Beautifully coloured wooden warehouses line the river. Friendly eateries and cafés spill out onto the harbour. Sunshine meets the sea on our 20-minute ferry ride to Munkholmen Island, where our toes soak in the icy cold fjord water.
From the city, the tram takes us up into the hills, where trails to hike abound. And throughout the city, we encounter little gems: a multi-generational group of Trondheimers in their traditional folk dress gathering for a baptism at the entrance to the Cathedral, a free organ recital in that same Cathedral, an inventors’ fair on the large square, a rock concert inside the square of the old Archbishop’s palace, a ski museum (Norwegians are crazy about their winter sport athletes).
Here the food is centered around fish and potatoes with good doses of cream thrown in. Plum cake, muesli and cloud berries are also part of the diet. But as any international traveler knows, one can find almost anything anywhere these days.
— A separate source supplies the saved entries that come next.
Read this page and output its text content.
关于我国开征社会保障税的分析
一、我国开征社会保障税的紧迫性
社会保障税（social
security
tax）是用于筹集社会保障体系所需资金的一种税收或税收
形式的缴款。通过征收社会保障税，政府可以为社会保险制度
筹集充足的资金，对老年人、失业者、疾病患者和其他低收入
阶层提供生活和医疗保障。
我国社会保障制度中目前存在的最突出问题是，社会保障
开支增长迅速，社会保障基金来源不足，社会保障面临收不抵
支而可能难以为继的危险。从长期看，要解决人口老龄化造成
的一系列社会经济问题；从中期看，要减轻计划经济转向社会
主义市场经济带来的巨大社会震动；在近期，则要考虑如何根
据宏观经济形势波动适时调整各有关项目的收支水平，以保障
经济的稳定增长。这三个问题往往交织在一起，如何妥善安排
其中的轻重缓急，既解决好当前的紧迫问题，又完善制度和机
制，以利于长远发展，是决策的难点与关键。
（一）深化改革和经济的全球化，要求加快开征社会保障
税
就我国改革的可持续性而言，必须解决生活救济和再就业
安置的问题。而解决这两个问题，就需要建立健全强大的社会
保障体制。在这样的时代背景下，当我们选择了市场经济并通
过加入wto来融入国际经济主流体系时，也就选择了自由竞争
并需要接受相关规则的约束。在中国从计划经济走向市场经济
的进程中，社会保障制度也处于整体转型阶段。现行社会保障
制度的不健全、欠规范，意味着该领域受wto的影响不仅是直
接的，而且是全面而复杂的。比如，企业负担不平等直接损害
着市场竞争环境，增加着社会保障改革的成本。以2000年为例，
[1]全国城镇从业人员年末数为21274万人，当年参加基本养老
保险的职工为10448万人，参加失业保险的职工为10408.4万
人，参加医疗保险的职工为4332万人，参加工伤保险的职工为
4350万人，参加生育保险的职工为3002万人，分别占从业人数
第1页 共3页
We have our daily dose of Freia chocolate, the Norwegian rich milk chocolate that is available in every store. And drink our share of coffee, a very popular pastime.
Through it all, we continue to breathe in that fresh coastal air and the constant scent of pine and wood. We soak in a culture that seems mostly happy, bike friendly and repeats the mantra, “No worries.” We imagine what it might be like to live here, where society takes care of its own and life is designed for the living. And we think of our back home…
One night we make our favourite meatloaf, using the typical Norwegian flatbread, and find comfort in the familiar, though it tastes extra special with the fresh ground beef.
I’ll leave that recipe with you today. And share a couple of Norwegian ones in the next couple of weeks!
- 1 lb. ground sirloin
- 1/2 medium onion, chopped
- 1 egg
- 1/2 c. milk
- 1 c. regular rolled oats ( or crushed Wasa bread)
- Salt and pepper to taste
- 3/4 c. ketchup
- 11/2 t. mustard
- 3 T. brown sugar
- Mix the oats, egg, milk, onion and salt and pepper in a bowl. Let rest for ten minutes or so.
- Add the ground beef and mix well with your hands. Shape into a loaf. Place in a 9″x11″ glass dish. Bake at 375 degrees for one hour, or until inside temperature reaches 165 degrees.
- While the meatloaf is baking, mix the sauce up. Halfway through the baking, pour the sauce on top of the meatloaf letting drizzle down the sides.
- Slice and serve with boiled new potatoes and fresh parsley sprinkled on top.